Preventing or controlling diabetes may reduce cancer risk and mortality

Results of the NIH-AARP Diet and Health Study revealed that diabetes is associated with increased risk for colon, rectum and liver cancer in men and women. Associations appear to be independent of other cancer risk factors. The data presented at the AACR 102nd Annual Meeting 2011, held in Orlando, USA from April 2 to 6, also showed an 11% increased risk for cancer mortality in women and 17% increased risk in men.

Incidence rates for diabetes and cancer are increasing globally. Previous epidemiologic studies have observed increased risk between diabetes and several cancers, including breast, colorectal, liver, and pancreatic. Yet, the association between diabetes and other cancers remains unclear. Thus, researchers from the USA National Health Institute (NIH) evaluated the association between diabetes and cancer incidence and mortality in the prospective study.
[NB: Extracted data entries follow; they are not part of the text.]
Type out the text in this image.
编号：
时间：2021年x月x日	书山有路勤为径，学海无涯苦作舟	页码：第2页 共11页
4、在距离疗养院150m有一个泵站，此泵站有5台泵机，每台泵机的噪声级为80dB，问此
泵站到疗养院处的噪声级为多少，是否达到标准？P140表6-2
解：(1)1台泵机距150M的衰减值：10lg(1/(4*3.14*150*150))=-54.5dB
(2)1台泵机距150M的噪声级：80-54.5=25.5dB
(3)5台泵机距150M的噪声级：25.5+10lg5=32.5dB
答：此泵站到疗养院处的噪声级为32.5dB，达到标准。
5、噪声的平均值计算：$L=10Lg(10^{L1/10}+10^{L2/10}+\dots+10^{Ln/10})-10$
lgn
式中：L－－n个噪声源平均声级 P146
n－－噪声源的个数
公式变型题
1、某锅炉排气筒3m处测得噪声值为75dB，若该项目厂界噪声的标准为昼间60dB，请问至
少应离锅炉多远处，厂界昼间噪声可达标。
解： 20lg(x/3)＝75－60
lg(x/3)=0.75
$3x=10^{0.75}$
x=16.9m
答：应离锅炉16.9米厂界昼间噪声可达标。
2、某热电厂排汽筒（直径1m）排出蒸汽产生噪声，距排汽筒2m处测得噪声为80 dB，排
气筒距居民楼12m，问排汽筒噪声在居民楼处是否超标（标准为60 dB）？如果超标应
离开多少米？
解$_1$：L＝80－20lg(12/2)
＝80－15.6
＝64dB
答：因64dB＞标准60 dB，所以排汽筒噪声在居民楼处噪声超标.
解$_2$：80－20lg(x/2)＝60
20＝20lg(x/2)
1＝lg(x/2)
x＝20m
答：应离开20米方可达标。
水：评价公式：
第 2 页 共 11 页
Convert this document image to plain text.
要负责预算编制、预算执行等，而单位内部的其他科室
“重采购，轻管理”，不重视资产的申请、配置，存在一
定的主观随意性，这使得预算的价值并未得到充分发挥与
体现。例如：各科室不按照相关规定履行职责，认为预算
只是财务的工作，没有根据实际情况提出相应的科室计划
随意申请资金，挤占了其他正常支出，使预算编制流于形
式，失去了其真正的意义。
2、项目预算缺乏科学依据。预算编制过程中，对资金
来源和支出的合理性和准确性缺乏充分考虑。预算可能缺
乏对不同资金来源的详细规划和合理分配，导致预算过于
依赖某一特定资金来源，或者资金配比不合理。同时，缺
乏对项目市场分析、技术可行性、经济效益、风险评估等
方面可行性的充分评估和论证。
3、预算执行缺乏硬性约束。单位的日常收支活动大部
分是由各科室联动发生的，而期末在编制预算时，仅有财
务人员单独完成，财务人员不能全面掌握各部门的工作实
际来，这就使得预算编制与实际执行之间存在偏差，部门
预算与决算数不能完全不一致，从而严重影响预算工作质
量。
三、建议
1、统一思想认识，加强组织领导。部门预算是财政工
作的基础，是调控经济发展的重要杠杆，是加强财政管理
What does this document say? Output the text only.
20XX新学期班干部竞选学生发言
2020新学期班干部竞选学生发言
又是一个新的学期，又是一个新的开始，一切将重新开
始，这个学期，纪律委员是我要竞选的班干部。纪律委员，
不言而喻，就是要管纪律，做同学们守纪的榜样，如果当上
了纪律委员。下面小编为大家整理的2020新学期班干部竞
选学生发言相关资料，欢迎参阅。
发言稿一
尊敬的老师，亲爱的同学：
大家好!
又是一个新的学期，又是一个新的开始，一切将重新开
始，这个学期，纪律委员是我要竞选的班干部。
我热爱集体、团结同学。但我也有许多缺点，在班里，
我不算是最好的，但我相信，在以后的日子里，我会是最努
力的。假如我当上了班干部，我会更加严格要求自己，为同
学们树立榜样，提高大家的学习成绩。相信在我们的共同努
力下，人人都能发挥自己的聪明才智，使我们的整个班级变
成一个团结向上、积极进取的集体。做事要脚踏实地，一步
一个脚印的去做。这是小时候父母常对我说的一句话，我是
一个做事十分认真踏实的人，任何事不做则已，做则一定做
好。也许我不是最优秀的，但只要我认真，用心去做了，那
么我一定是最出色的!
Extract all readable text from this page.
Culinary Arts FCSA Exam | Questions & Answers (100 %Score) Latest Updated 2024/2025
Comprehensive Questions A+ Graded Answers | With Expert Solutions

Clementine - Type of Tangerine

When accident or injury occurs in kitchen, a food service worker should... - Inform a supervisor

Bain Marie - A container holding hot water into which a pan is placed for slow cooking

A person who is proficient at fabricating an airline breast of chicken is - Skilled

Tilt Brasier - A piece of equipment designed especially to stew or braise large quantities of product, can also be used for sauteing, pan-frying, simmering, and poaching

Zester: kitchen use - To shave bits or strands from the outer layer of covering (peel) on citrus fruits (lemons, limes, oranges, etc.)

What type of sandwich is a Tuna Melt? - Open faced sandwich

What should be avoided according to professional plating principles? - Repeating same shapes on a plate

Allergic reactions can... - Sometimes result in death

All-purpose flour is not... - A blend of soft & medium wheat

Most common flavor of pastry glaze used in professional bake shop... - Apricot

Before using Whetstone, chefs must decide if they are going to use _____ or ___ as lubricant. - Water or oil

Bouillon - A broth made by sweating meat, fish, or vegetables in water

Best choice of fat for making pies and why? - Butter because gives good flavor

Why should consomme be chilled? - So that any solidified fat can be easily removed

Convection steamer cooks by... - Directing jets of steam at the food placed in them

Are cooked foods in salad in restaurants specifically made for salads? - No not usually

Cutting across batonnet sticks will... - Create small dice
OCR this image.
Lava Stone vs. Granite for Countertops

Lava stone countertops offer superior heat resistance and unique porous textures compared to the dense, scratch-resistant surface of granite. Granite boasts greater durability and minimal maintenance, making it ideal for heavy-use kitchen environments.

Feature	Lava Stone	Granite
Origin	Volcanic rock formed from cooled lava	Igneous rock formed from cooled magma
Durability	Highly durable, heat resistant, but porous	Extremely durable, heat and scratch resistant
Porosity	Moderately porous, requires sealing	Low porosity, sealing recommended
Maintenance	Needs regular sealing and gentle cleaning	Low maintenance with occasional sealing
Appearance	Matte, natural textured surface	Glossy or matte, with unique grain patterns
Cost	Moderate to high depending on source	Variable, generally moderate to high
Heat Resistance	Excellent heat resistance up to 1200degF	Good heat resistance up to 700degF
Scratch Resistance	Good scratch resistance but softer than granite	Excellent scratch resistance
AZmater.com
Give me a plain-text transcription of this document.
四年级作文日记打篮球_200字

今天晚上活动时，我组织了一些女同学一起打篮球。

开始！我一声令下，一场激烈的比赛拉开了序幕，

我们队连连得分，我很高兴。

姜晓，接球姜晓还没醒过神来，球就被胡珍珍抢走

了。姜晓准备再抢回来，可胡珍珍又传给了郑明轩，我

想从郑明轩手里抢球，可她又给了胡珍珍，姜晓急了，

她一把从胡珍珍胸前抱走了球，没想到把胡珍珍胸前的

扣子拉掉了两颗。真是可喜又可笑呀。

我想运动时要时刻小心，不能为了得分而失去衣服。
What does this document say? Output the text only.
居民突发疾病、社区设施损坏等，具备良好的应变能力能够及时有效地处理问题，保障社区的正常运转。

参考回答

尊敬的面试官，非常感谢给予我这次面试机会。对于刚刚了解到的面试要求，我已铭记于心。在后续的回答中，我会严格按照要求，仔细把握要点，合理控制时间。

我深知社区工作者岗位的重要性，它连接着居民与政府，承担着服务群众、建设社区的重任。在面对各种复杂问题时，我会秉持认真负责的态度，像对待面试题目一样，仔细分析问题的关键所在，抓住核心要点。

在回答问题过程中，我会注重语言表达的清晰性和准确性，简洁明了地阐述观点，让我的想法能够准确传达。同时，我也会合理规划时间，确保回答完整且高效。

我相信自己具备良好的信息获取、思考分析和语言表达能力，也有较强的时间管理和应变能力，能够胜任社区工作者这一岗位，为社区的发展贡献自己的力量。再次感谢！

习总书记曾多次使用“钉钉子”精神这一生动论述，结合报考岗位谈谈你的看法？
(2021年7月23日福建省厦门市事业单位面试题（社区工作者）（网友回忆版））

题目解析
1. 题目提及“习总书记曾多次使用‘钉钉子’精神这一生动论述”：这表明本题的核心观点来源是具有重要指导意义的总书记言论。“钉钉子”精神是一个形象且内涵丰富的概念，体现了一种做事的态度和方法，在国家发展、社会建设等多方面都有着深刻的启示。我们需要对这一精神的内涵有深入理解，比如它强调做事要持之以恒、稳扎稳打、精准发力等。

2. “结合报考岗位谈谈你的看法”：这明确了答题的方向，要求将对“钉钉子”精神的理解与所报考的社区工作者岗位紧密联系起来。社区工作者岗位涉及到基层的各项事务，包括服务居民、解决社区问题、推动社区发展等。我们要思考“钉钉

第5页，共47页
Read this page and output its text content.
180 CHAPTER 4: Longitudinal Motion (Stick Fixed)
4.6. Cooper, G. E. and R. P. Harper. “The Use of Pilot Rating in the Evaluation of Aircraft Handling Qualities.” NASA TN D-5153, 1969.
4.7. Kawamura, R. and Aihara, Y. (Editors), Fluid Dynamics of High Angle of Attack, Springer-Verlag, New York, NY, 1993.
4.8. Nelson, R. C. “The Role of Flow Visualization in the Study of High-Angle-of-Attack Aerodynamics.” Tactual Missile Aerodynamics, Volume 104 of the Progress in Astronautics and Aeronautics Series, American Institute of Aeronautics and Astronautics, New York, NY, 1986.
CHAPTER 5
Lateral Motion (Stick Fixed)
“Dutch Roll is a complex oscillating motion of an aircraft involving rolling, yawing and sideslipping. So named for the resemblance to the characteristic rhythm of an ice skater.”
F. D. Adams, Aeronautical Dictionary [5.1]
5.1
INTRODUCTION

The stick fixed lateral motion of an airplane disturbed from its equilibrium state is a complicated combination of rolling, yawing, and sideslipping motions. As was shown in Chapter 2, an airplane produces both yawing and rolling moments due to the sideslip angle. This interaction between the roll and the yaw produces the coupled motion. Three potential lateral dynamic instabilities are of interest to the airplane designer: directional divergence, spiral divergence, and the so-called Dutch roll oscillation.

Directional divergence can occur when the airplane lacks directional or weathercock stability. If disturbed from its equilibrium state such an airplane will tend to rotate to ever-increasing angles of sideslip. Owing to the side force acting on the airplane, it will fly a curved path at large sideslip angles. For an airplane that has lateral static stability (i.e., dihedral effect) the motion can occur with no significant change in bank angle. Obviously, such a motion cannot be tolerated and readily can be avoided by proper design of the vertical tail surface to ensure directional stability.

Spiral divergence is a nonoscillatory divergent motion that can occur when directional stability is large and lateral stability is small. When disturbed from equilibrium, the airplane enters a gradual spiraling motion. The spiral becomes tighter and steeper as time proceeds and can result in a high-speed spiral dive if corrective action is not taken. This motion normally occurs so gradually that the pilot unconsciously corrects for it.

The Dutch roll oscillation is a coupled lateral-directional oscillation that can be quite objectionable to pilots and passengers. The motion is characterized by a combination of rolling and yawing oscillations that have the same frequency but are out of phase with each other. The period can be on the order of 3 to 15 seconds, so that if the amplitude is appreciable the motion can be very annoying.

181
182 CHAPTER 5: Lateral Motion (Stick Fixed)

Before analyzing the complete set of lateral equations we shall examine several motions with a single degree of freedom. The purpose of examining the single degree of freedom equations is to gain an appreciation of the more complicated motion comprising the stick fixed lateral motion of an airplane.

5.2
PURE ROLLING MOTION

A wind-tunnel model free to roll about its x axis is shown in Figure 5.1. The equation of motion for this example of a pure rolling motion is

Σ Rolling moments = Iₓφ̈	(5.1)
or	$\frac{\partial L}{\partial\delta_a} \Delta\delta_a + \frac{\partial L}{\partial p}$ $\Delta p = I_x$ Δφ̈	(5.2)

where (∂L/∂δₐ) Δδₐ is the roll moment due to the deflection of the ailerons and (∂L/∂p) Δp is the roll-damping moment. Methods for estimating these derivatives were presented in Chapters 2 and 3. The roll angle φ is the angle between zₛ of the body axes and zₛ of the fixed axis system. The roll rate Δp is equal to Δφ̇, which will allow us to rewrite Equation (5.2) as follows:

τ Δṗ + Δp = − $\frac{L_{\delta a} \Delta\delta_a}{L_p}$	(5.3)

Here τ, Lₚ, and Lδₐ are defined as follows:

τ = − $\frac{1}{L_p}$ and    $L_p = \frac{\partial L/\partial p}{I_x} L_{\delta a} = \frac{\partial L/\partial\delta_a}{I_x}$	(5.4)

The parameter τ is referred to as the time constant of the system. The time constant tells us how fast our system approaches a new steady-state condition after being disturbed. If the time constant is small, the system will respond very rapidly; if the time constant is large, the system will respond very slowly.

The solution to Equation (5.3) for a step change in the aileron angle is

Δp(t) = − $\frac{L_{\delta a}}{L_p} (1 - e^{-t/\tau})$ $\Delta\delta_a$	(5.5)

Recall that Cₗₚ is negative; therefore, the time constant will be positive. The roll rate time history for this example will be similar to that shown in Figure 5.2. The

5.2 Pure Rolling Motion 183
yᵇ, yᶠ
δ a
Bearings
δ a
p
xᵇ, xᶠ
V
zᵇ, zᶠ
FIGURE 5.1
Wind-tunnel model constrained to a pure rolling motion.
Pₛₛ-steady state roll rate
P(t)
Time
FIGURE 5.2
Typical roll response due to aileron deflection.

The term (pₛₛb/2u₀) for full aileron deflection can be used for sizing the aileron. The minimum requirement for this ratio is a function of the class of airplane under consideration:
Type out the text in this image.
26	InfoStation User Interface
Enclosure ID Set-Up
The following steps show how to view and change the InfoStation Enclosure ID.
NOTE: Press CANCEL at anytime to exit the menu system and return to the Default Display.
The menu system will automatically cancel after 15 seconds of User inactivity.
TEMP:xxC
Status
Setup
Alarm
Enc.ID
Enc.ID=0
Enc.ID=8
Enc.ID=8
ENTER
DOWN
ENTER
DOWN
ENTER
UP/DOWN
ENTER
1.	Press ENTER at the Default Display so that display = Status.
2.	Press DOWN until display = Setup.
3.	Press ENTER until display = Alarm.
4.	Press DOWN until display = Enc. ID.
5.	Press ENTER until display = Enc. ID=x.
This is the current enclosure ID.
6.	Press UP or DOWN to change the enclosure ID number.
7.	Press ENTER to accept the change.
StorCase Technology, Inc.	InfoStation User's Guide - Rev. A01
According to Gabriel Lai, PhD, a cancer prevention fellow at the USA National Cancer Institute, study results provide further evidence that abnormal insulin and glucose signalling may contribute to cancer initiation and development. There are myriad benefits from avoiding diabetes through exercise, diet and maintaining a healthy body weight.

Lai and colleagues conducted a study using data from more than 500,000 predominantly white, non-Hispanic men and women aged 50 to 71 years. From 1995 to 1996, the participants completed questionnaires about age, education, body mass index, smoking status, self-reported health status, whether or not they had diabetes, physical activity, vitamin supplement use, intake of alcohol, fruits, vegetables and meat, family history of cancer, and among women, menopausal hormonal therapy. Researchers followed the patients for 11 years.

Results showed that diabetes was associated with an 8% increased risk for cancer among women and a 4% decreased risk for men. In previous research, a decreased risk for prostate cancer was associated with diabetes, which researchers believe might be due to the lower testosterone levels associated with diabetes. After excluding prostate cancer from their evaluation, Lai and colleagues found that diabetes was associated with a 9% increased risk for cancer in men. As for mortality, diabetes was associated with an 11% increased risk in women and a 17% increased risk in men. These risks appeared independent from other cancer risk factors, such as obesity and cigarette smoking.

After evaluating by cancer site, the researchers found diabetes was associated with a significant increase in risk for colon, rectal and liver cancers among men and women. In men, diabetes was associated with an increased risk for pancreatic and kidney cancers; in women, it was associated with an increased risk for stomach, anal and endometrial cancers. No association was found between diabetes and lung, skin or other cancers.

According to the authors, these results suggest that preventing or controlling diabetes may contribute to decreased cancer incidence and mortality. Follow-up studies to identify the biologic mechanisms involved are needed.